In enormi bauli
si aggomitolano i capelli secchi
dei soffocati
e una treccina bigia
una codina di topo con un nastro
che tiravano a scuola
i ragazzi sgarbati
Tadeusz Rozewicz, La treccina
frammento/ Museo di Auschwitz 1948
Per anni la treccina della poesia di Rozewicz (lettura obbligatoria a scuola) ha rappresentato per me il mondo della Shoa.
Pensavo alla bambina che portava questa treccia e a tutto lo strazio indicibile dei suoi ultimi mesi di vita.
Non avrei mai immaginato che un giorno ne avrei riconosciuto il ritratto, l’immagine di quando era felice e allegra. Ha
aspettato tanti anni per potermi parlare e gridare: ” Dai, vieni a giocare con me! Corriamo!”

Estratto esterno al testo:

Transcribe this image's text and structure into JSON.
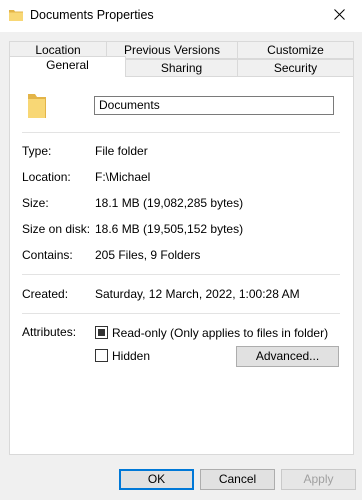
{
  "window": {
    "title": "Documents Properties",
    "close_glyph": "✕"
  },
  "tabs": {
    "row_top": [
      "Location",
      "Previous Versions",
      "Customize"
    ],
    "row_bottom": [
      "General",
      "Sharing",
      "Security"
    ],
    "selected": "General"
  },
  "general": {
    "folder_name": "Documents",
    "fields": [
      {
        "label": "Type:",
        "value": "File folder"
      },
      {
        "label": "Location:",
        "value": "F:\\Michael"
      },
      {
        "label": "Size:",
        "value": "18.1 MB (19,082,285 bytes)"
      },
      {
        "label": "Size on disk:",
        "value": "18.6 MB (19,505,152 bytes)"
      },
      {
        "label": "Contains:",
        "value": "205 Files, 9 Folders"
      }
    ],
    "created": {
      "label": "Created:",
      "value": "Saturday, 12 March, 2022, 1:00:28 AM"
    },
    "attributes": {
      "label": "Attributes:",
      "readonly_label": "Read-only (Only applies to files in folder)",
      "readonly_state": "indeterminate",
      "hidden_label": "Hidden",
      "hidden_state": "unchecked",
      "advanced_label": "Advanced..."
    }
  },
  "buttons": {
    "ok": "OK",
    "cancel": "Cancel",
    "apply": "Apply"
  },
  "icons": {
    "folder": "folder-icon",
    "title": "folder-title-icon",
    "close": "close-icon"
  },
  "colors": {
    "folder_yellow": "#f8d775",
    "folder_dark": "#e3b448",
    "default_border": "#0078d7"
  }
}
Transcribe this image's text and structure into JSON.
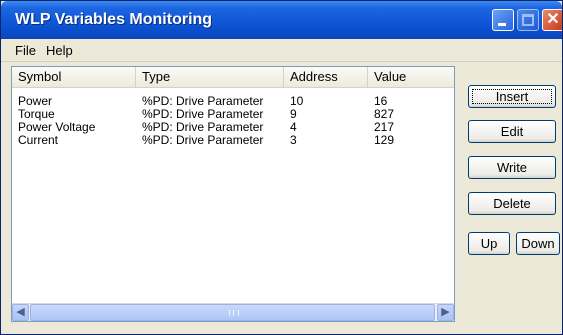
{
  "window": {
    "title": "WLP Variables Monitoring"
  },
  "menu": {
    "file": "File",
    "help": "Help"
  },
  "columns": [
    "Symbol",
    "Type",
    "Address",
    "Value"
  ],
  "rows": [
    {
      "symbol": "Power",
      "type": "%PD: Drive Parameter",
      "address": "10",
      "value": "16"
    },
    {
      "symbol": "Torque",
      "type": "%PD: Drive Parameter",
      "address": "9",
      "value": "827"
    },
    {
      "symbol": "Power Voltage",
      "type": "%PD: Drive Parameter",
      "address": "4",
      "value": "217"
    },
    {
      "symbol": "Current",
      "type": "%PD: Drive Parameter",
      "address": "3",
      "value": "129"
    }
  ],
  "buttons": {
    "insert": "Insert",
    "edit": "Edit",
    "write": "Write",
    "delete": "Delete",
    "up": "Up",
    "down": "Down"
  },
  "colors": {
    "titlebar": "#0f56d8",
    "close": "#c8381b",
    "face": "#ece9d8"
  }
}
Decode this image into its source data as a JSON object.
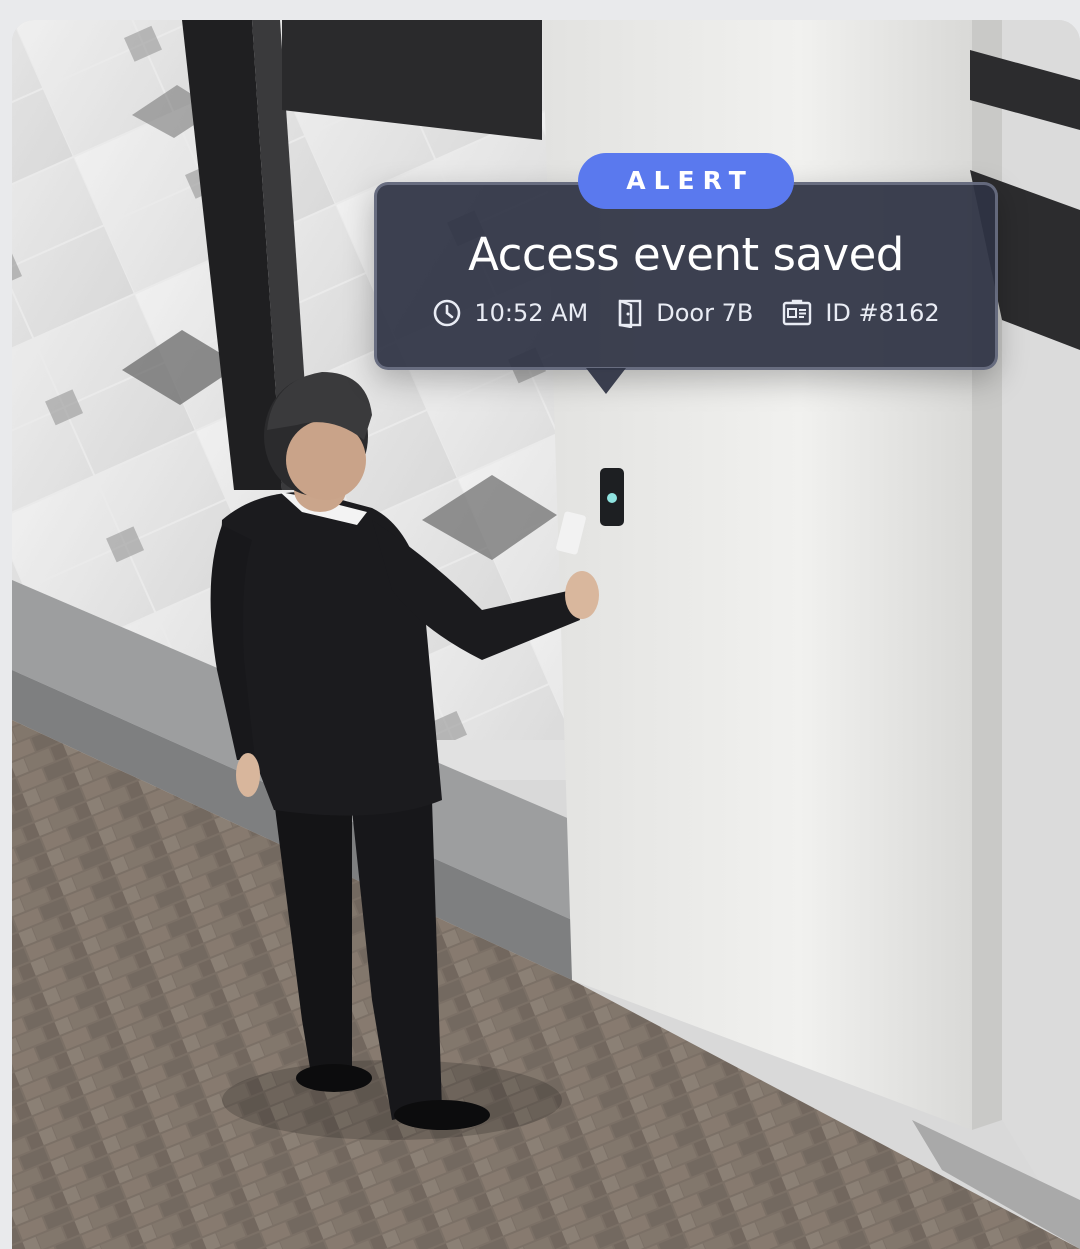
{
  "alert": {
    "badge": "ALERT",
    "title": "Access event saved",
    "time": "10:52 AM",
    "door": "Door 7B",
    "id": "ID #8162",
    "icons": [
      "clock-icon",
      "door-icon",
      "id-card-icon"
    ],
    "badge_color": "#5a79ee",
    "panel_color": "#2e3344"
  }
}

Strani fluidi si spandono nell’aria. Ci sono delle correnti misteriose che vanno dalla Polonia in America, dall’America a Roma, e si
compongono sulle tele di Lillo Bartoloni, che, come un medium, – o forse semplicemente come un artista – ci fa vedere i visi degli abitanti della Polonia Ebraica: i miei cugini, i miei zii, i miei amici che non ho mai conosciuto.
Olek Mincer
Lillo Bartoloni artista romano, neoespressionista, fondatore del gruppo dei neo-chagalliani (anno 2000 – al Centro Ebraico Italiano – Il Pitigliani di Roma) si occupa da circa 15 anni degli ebrei della mitteleuropa ispirato dai testi di Joseph Roth, Franz Kafka e Isaac B. Singer.